No Brasil, a Companhia Nacional de Abastecimento (Conab) informou que o plantio da segunda safra (safrinha) chegou a 32,3% da área prevista, avanço sobre a semana anterior, mas abaixo da média histórica de 38,6%. A colheita do milho de verão também segue em ritmo mais lento em comparação com 2025. Já na União Europeia, as importações somaram 10,88 milhões de toneladas até meados de fevereiro, queda de 18% em relação ao mesmo período anterior.

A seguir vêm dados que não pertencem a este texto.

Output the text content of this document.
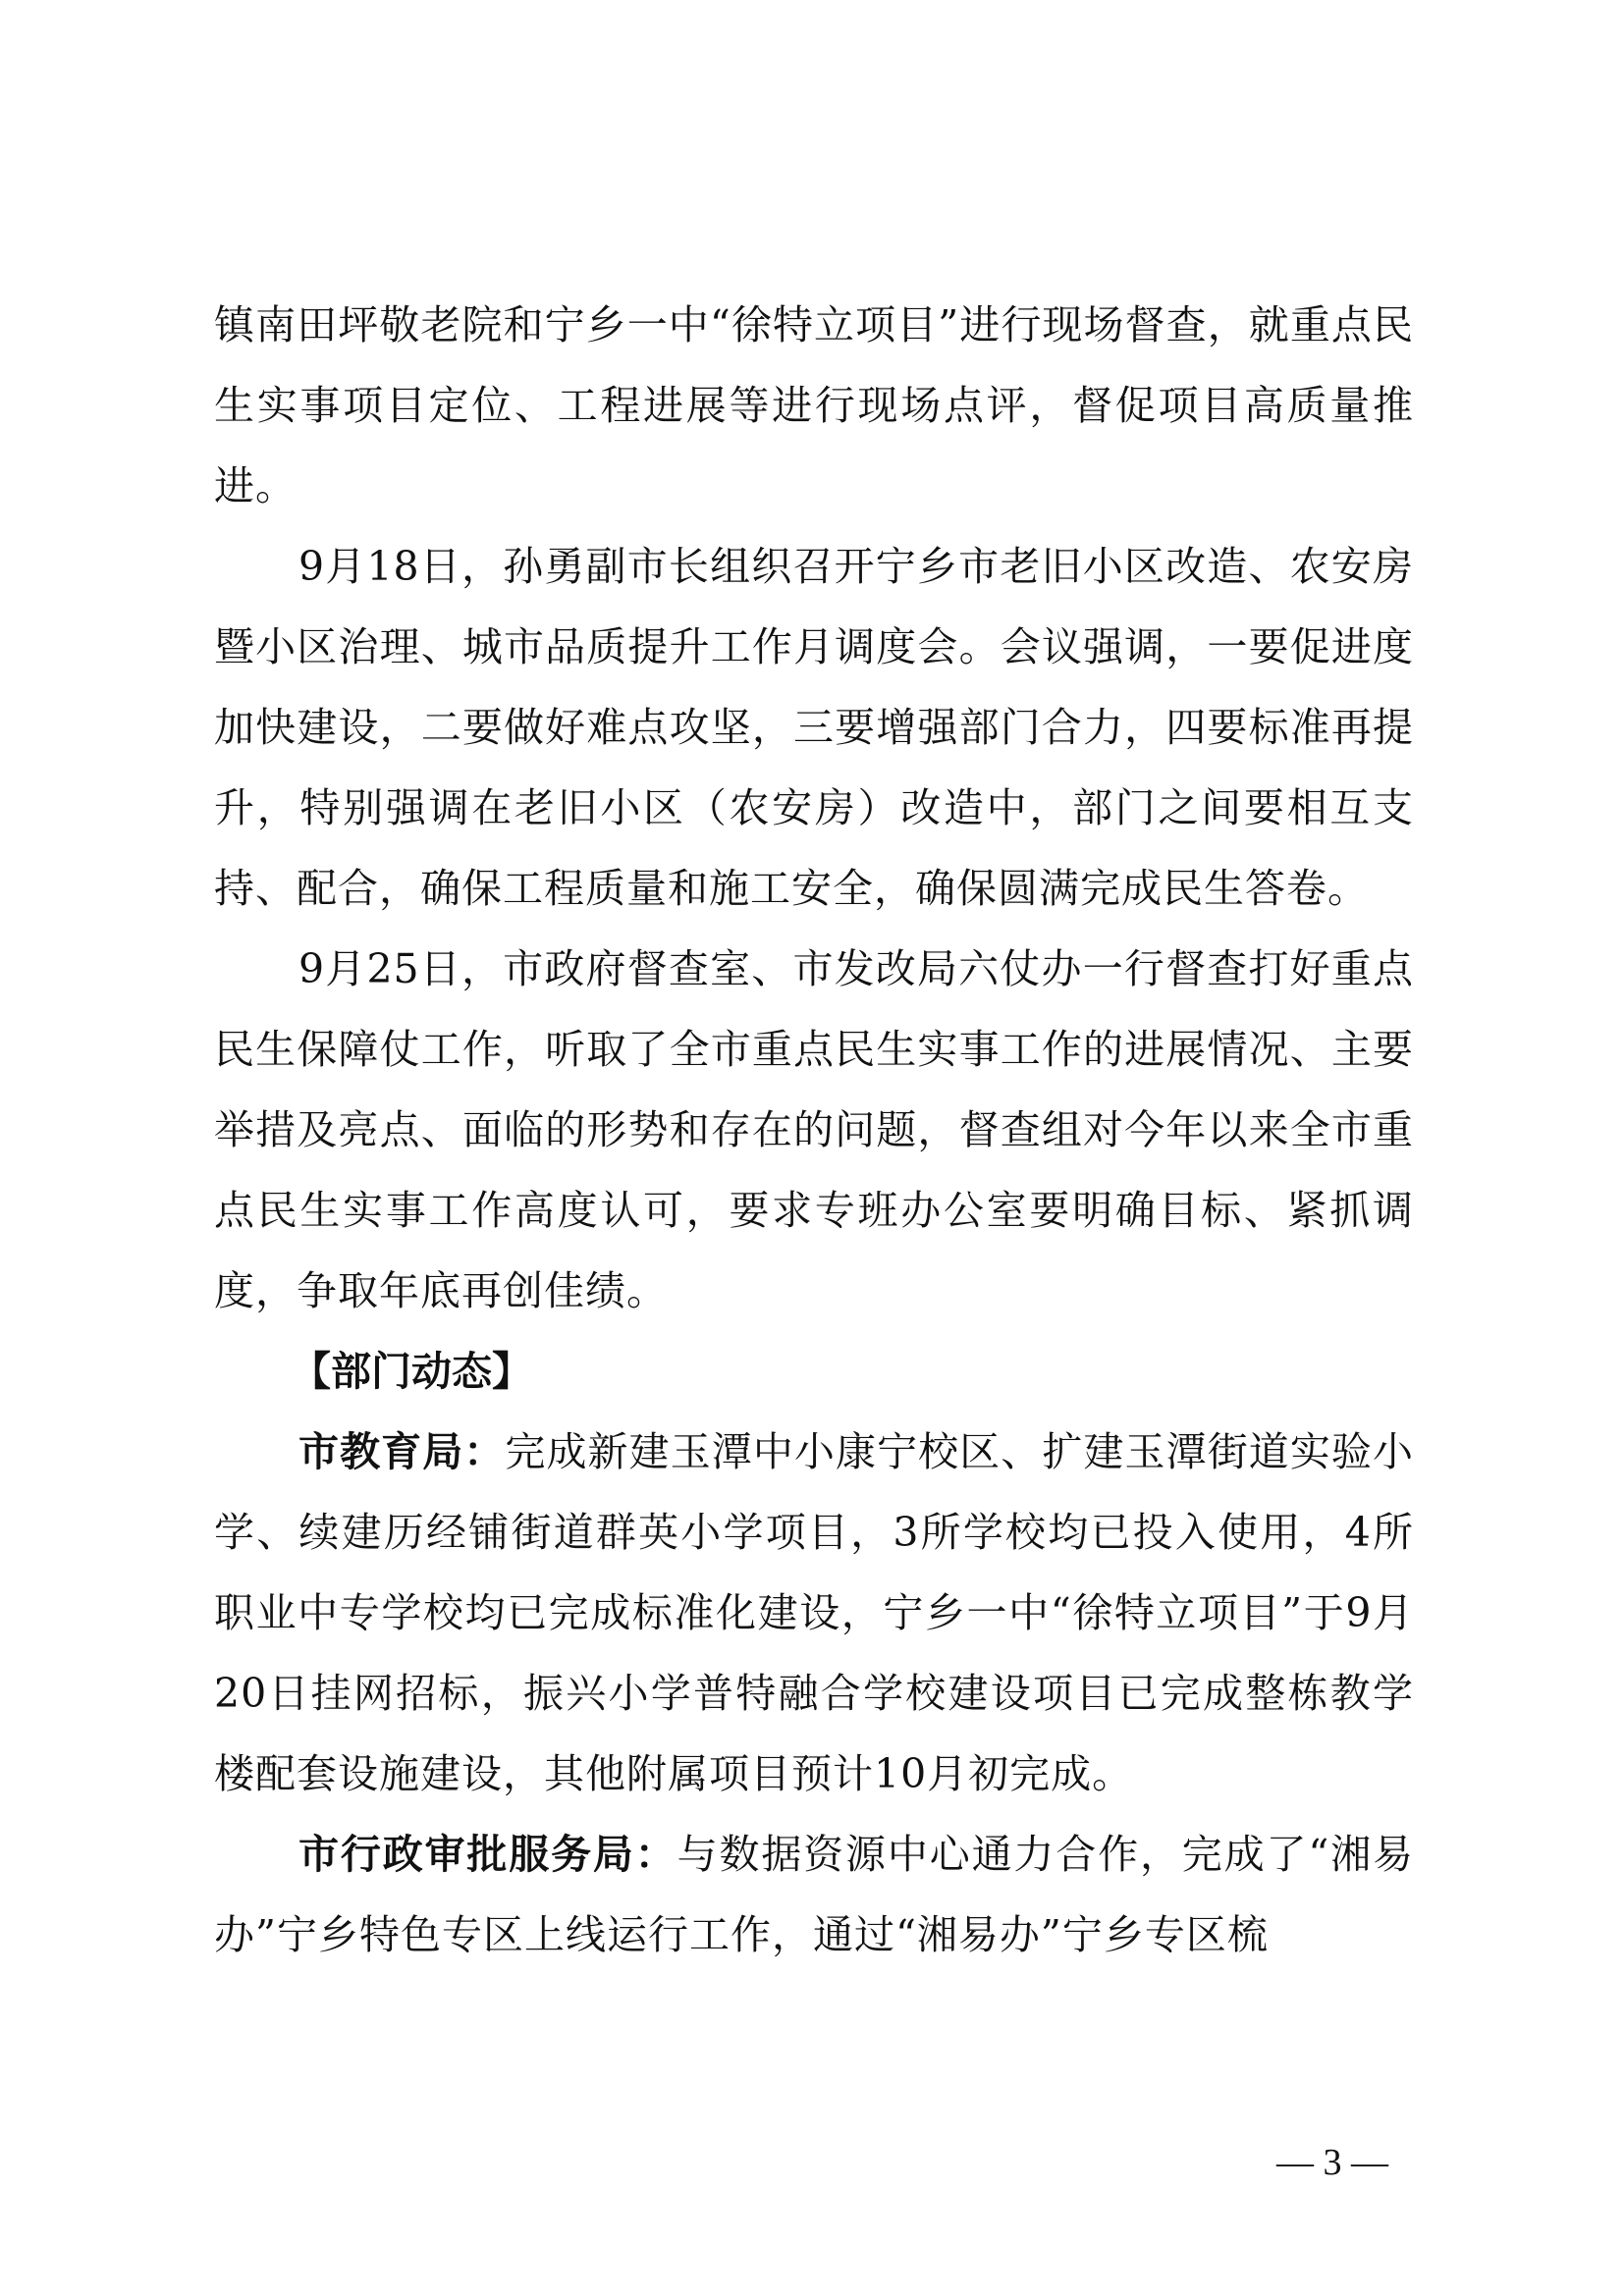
镇南田坪敬老院和宁乡一中“徐特立项目”进行现场督查，就重点民生实事项目定位、工程进展等进行现场点评，督促项目高质量推进。

9月18日，孙勇副市长组织召开宁乡市老旧小区改造、农安房暨小区治理、城市品质提升工作月调度会。会议强调，一要促进度加快建设，二要做好难点攻坚，三要增强部门合力，四要标准再提升，特别强调在老旧小区（农安房）改造中，部门之间要相互支持、配合，确保工程质量和施工安全，确保圆满完成民生答卷。

9月25日，市政府督查室、市发改局六仗办一行督查打好重点民生保障仗工作，听取了全市重点民生实事工作的进展情况、主要举措及亮点、面临的形势和存在的问题，督查组对今年以来全市重点民生实事工作高度认可，要求专班办公室要明确目标、紧抓调度，争取年底再创佳绩。

【部门动态】

市教育局：完成新建玉潭中小康宁校区、扩建玉潭街道实验小学、续建历经铺街道群英小学项目，3所学校均已投入使用，4所职业中专学校均已完成标准化建设，宁乡一中“徐特立项目”于9月20日挂网招标，振兴小学普特融合学校建设项目已完成整栋教学楼配套设施建设，其他附属项目预计10月初完成。

市行政审批服务局：与数据资源中心通力合作，完成了“湘易办”宁乡特色专区上线运行工作，通过“湘易办”宁乡专区梳

— 3 —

Paraguai ganha destaque com ritmo mais intenso de negócios

O mercado de milho no Paraguai também mostrou maior movimentação, com negociações ativas tanto no mercado interno quanto nas exportações. A TF Agroeconômica destacou que o país registrou forte desempenho nas vendas externas em janeiro, impulsionando a liquidez do mercado.

Internamente, os preços para o milho da safra abril-maio giram entre US$ 175 e US$ 177 por tonelada, podendo variar conforme a origem e o volume. Para embarques da segunda safra (julho e agosto), as referências permanecem entre US$ 155 e US$ 165 por tonelada.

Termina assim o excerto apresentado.